Carl Hull knew hate tracts. He should call him and inquire. He should thank him for Kay Lake.
Parker said, “The currency.”
Dudley said, “Yes, I find it interesting as well.”
“Politics.”
“Yes, ‘politics.’ ”
“The A-1 list.”
“Yes. I think we should start there. I’ll be going down to Terminal Island. The Fort MacArthur MPs have a veritable invasion force of Japs in custody there.”
Parker said, “It’s our logical first step.”
Dudley said, “ ‘Closed racial circle.’ We’re guided by that concept. We should keep an open mind and still cleave to it.”
“You’re the homicide man, Sergeant. How likely is a non-Jap suspect for this thing?”
“Very highly unlikely, sir.”
Parker looked out the window. Rain, rain, rain. War headlines, war on the radio. Kill-the-Japs table chat.
“Cold potato. The Japs sank the Arizona. They’re going for the Philippines now. You can’t run a homicide case in this kind of atmosphere.”
Dudley smiled. His eyes twinkled.
“It’s a dead-ender, sir. I’ll give it the old college try, but I’m not optimistic. In the end, we’ll find that the killings derived from a grave misdeed in feudal Japan. A Jap warlord fucked another Jap warlord’s goat without first seeking permission. That transgression has festered for centuries. It finally came to a head on Avenue 45 in Highland Park, the day before the Japs grievously erred and bombed our grand fleet at Pearl Harbor.”
Parker laughed. “Keep your boys leashed. Don’t frame or kill anyone. This case isn’t worth it.”
9:46 a.m.
Dudley walked out. Parker kicked blood back in his legs. He was nerve-cramped the whole time.
Rain, rain and rain. Drink, shut the world out, walk back up Wetherly. Sleep it off in the car. She might be out on the porch. She might strike poses.
Parker ordered a double bourbon. The first sip burned. He toasted the Pearl Harbor dead and replayed the test blackout.

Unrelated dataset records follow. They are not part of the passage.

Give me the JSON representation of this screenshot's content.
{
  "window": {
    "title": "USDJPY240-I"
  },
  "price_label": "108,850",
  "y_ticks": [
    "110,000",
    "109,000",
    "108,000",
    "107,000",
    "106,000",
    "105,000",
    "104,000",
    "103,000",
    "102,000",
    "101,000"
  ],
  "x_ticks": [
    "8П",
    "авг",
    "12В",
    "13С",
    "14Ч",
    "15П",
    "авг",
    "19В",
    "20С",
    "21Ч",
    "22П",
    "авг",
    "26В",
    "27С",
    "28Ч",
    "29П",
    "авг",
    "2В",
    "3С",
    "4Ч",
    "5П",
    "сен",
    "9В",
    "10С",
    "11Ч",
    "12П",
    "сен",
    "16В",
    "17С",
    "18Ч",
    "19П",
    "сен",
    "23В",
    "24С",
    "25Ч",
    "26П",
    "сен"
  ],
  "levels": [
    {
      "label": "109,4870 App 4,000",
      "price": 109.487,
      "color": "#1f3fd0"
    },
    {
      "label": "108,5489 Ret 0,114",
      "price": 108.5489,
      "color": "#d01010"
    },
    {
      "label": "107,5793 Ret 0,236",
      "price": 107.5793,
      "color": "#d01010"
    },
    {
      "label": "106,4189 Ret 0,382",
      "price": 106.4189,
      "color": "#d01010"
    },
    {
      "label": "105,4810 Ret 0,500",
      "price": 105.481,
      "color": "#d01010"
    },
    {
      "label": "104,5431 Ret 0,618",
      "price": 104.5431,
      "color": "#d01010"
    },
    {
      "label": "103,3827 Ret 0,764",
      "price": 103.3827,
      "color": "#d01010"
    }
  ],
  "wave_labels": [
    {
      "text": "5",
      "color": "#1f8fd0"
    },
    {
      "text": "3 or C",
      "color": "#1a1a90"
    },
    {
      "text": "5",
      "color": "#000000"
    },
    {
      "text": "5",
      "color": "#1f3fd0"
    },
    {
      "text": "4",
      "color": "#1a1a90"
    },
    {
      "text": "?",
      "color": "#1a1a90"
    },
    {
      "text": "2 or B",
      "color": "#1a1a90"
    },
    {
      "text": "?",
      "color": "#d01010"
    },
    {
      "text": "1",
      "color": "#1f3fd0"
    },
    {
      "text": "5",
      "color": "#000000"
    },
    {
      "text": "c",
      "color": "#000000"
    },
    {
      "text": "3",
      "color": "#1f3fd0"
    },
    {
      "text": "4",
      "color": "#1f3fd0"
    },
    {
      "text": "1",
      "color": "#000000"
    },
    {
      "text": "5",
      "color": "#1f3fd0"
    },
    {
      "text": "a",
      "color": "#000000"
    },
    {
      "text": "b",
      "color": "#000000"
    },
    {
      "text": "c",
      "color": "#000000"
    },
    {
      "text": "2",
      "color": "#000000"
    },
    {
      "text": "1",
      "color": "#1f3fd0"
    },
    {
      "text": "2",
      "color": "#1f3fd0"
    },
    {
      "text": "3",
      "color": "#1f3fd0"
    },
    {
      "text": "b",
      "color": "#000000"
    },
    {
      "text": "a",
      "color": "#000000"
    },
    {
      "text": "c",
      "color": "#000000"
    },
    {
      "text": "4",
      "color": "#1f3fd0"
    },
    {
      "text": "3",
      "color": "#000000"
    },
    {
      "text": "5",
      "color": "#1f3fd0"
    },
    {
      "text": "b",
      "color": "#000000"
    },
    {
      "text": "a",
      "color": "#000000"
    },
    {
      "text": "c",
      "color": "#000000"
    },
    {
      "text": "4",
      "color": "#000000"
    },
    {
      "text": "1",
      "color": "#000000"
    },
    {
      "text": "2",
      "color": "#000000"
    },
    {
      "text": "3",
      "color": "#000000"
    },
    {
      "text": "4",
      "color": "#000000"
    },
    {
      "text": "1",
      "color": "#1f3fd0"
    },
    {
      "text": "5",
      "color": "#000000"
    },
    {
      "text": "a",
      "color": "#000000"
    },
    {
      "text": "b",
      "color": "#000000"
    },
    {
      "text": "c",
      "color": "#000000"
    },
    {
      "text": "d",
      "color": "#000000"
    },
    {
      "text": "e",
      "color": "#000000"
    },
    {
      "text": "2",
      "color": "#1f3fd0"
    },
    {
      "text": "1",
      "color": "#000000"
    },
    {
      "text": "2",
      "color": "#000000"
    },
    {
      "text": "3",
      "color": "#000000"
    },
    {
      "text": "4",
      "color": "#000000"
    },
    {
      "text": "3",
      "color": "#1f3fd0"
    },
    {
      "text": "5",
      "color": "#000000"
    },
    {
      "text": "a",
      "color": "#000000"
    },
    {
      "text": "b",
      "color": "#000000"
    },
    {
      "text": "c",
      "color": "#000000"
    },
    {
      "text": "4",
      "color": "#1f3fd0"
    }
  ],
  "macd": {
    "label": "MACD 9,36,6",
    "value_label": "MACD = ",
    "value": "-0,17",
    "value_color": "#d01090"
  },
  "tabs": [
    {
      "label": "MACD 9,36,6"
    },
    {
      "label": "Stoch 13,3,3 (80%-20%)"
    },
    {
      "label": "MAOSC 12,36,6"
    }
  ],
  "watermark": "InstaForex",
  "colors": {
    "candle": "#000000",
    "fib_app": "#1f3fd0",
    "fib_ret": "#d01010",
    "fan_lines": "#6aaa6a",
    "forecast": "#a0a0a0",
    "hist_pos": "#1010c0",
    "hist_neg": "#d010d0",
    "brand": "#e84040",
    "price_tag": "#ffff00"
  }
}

He took his black-and-white. He traveled sans headlights. The blackout ran 5:00 to 7:00 a.m. He monitored the Department’s two coastline divisions. He drove the coast road from San Pedro to Venice and caught dawn on the sea. No streetlights or traffic lights. House lights and car lights were off. Aircraft spotters were out on the beach. No Jap planes hovered or streaked. They had no glow to sight by and no targets to seek.
He cruised inland and checked individual houses. They were per-guideline dark. He peered through window-shade gaps. He saw strips of light and heard radios. FDR defamed the Japs—over and over.
Twenty-odd houses, all guideline dark. Let’s reprise Deadwood in 1916.
Voyeur. The Lake girl called him that. He was fourteen in ’16. He peered in brothel windows while his father fought the Great War. William H. Parker II came home with The Thirst. He reprised William H. Parker I, after the Civil War truce. Two Army captains. Antietam and the Argonne. War begets The Thirst.
Parker stared out the window. The zaftig waitress brought refills. He thought about Joan and the Lake girl. He fed The Thirst and watched their faces merge.